INSECURITE, QUELLE SOLUTION ?

 

Plusieurs messages ont parlé de l'insécurité. C'est une réalité et un thème à la mode en cette période pré-électorale. Mais quelle solution pour y remédier ?

A première vue, il peut sembler qu'il faille augmenter les effectifs policiers et renforcer les sanctions pénales. C'est une erreur. La police fait ce qu'elle peut, mais sitôt arrêtés, les délinquants sont relâchés. Les lois existent mais la justice ne les appliquent pas (50% des plaintes sont classées sans suite par le parquet). Le problème se situe donc au niveau de la justice. Les juges ne feraient pas leur boulot ? Ce n'est même pas ça (même si certains sont gangrenés par une idéologie gauchiste qui considère le délinquant comme une victime de la société).

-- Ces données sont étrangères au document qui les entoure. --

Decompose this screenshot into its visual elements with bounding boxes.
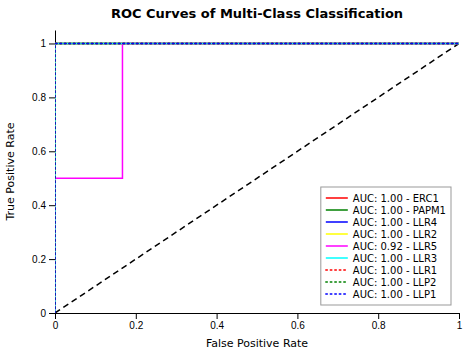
- roc-curve: [55, 43, 459, 313]
- roc-curve: [55, 43, 459, 313]
- x-tick-label: 0.8: [372, 320, 386, 331]
- x-tick: 0.6: [291, 313, 305, 331]
- x-axis-title: False Positive Rate: [206, 337, 308, 350]
- y-tick-mark: [49, 97, 55, 98]
- y-tick-mark: [49, 151, 55, 152]
- x-tick: 0.4: [210, 313, 224, 331]
- y-tick-label: 0.8: [32, 92, 46, 103]
- roc-curve: [55, 43, 459, 313]
- roc-curve: [55, 43, 459, 313]
- y-tick-mark: [49, 43, 55, 44]
- y-tick: 0.8: [32, 92, 55, 103]
- y-axis-title: True Positive Rate: [4, 122, 17, 221]
- legend-label: AUC: 1.00 - LLR4: [353, 217, 437, 228]
- legend-swatch: [326, 209, 348, 211]
- y-tick-label: 0.2: [32, 254, 46, 265]
- y-axis: 0 0.2 0.4 0.6 0.8 1: [32, 31, 55, 319]
- legend-swatch: [326, 233, 348, 235]
- title: ROC Curves of Multi-Class Classification: [111, 6, 403, 21]
- roc-curve: [55, 43, 459, 313]
- roc-curve: [55, 43, 459, 313]
- x-tick-mark: [217, 313, 218, 319]
- x-tick: 0.8: [372, 313, 386, 331]
- plot-area: [55, 43, 459, 313]
- legend-label: AUC: 1.00 - PAPM1: [353, 205, 446, 216]
- legend-label: AUC: 1.00 - LLP1: [353, 289, 436, 300]
- roc-curve: [55, 43, 459, 313]
- y-tick: 0.4: [32, 200, 55, 211]
- x-tick-mark: [297, 313, 298, 319]
- x-tick-label: 0: [53, 320, 59, 331]
- y-tick-mark: [49, 313, 55, 314]
- x-tick-label: 0.4: [210, 320, 224, 331]
- x-tick: 1: [457, 313, 463, 331]
- x-tick-mark: [136, 313, 137, 319]
- x-tick: 0: [53, 313, 59, 331]
- legend-label: AUC: 1.00 - ERC1: [353, 193, 439, 204]
- legend-swatch: [326, 269, 348, 271]
- x-tick-label: 1: [457, 320, 463, 331]
- y-tick-mark: [49, 259, 55, 260]
- y-tick: 1: [40, 38, 55, 49]
- x-axis: 0 0.2 0.4 0.6 0.8 1: [53, 313, 463, 331]
- legend-swatch: [326, 293, 348, 295]
- y-tick: 0.6: [32, 146, 55, 157]
- legend: AUC: 1.00 - ERC1AUC: 1.00 - PAPM1AUC: 1.…: [321, 187, 451, 305]
- roc-curve: [55, 43, 459, 313]
- x-axis-line: [56, 313, 460, 314]
- legend-label: AUC: 0.92 - LLR5: [353, 241, 437, 252]
- x-tick-mark: [459, 313, 460, 319]
- legend-label: AUC: 1.00 - LLR3: [353, 253, 437, 264]
- y-tick-label: 0: [40, 308, 46, 319]
- reference-line: [55, 43, 459, 313]
- x-tick: 0.2: [129, 313, 143, 331]
- x-tick-mark: [55, 313, 56, 319]
- y-tick-label: 0.6: [32, 146, 46, 157]
- chart: 0 0.2 0.4 0.6 0.8 1 0 0.2 0.4 0.6 0.8 1 ROC Curves o…: [0, 0, 474, 355]
- x-tick-label: 0.2: [129, 320, 143, 331]
- legend-swatch: [326, 257, 348, 259]
- legend-swatch: [326, 197, 348, 199]
- legend-label: AUC: 1.00 - LLR2: [353, 229, 437, 240]
- legend-swatch: [326, 281, 348, 283]
- legend-box: [321, 187, 451, 305]
- x-tick-mark: [378, 313, 379, 319]
- legend-swatch: [326, 221, 348, 223]
- legend-swatch: [326, 245, 348, 247]
- x-tick-label: 0.6: [291, 320, 305, 331]
- y-tick: 0: [40, 308, 55, 319]
- legend-label: AUC: 1.00 - LLP2: [353, 277, 436, 288]
- y-tick-mark: [49, 205, 55, 206]
- roc-curve: [55, 43, 459, 313]
- y-tick-label: 1: [40, 38, 46, 49]
- legend-label: AUC: 1.00 - LLR1: [353, 265, 437, 276]
- y-tick-label: 0.4: [32, 200, 46, 211]
- y-tick: 0.2: [32, 254, 55, 265]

De 1950 à 1980, les infractions poursuivies (donc hors celles qui n'ont pas fait l'objet de plainte ou qui ont été classées par le parquet) ont été multipliées par sept (500.000 à 3.700.000). Je ne connais pas les chiffres actuels mais ils n'ont pas baissé... Or il y a aujourd'hui le même nombre de juges qu'il y a un siècle.

Le plus urgent est donc de donner les moyens à la justice de faire son travail, notamment en augmentant le nombre de magistrats. Mais aussi en lui rendant sa dignité et son autorité.

A ce propos je soumet à votre réflexion la conclusion d'un article de J.Baptiste Donnier, professeur à l'université d'Aix-en-Provence et paru dans le n°7 de mars 2000 de "La Restauration Nationale" :

 

"...Puisque l'indépendance de la Justice à l'égard des pressions politiques doit se conjuguer avec une dépendance légitime de la Justice à l'égard de l'Etat, garant de son autorité, il faut placer, au sommet de la hiérarchie du pouvoir judiciaire, une instance politique véritablement indépendante. Le Président de la République, qui parce qu'il est élu, dépend, plus que jamais de nos jours d'un parti, ne peut pas être cette instance politique indépendante. Le Roi parce qu'il ne tient pas son pouvoir de l'élection, est le seul à même d'exercer cette fonction nécessaire. Sans cette clef de voûte, tout l'édifice s'écroule. Sans le Roi qui incarne l'Etat tout en étant, par l'origine de son pouvoir, pleinement indépendant, toute velléité de réforme de la Justice est condamnée à osciller entre deux écueils également dommageables : soit la soumission de la Justice à des objectifs de basse politique qui lui font perdre son autorité; soir une indépendance à l'égard du pouvoir politique qui ne tarderait pas à faire tomber la Justice sous l'emprise d'autres pouvoirs qui n'auraient pas nécessairement le bien commun pour finalité commune. "

 

"L'autorité judiciaire, en France, est une autorité royale. La symbolique judiciaire en garde d'ailleurs la trace. La robe rouge des magistrats de nos cours souveraines n'est autre que le manteau royal. C'est là bien plus qu'une simple survivance historique ou qu'un décorum suranné. C'est le signe éloquent d'une nécessité. Seul le Roi souverain politique et fontaine de Justice, peut opérer en sa personne la synthèse entre l'indispensable appartenance du corps judiciaire à l'Etat et la non moins indispensable indépendance de ce même corps à l'égard de toute tentative politique d'utilisation de la Justice à des fins particulières."

 

Donc, pour résoudre l'insécurité, il faut restaurer la Justice, pour restaurer la Justice, il faut restaurer le Roi.

 

Message de Van Ommeslaeghe Pierre  (VR), du 2 septembre 2001.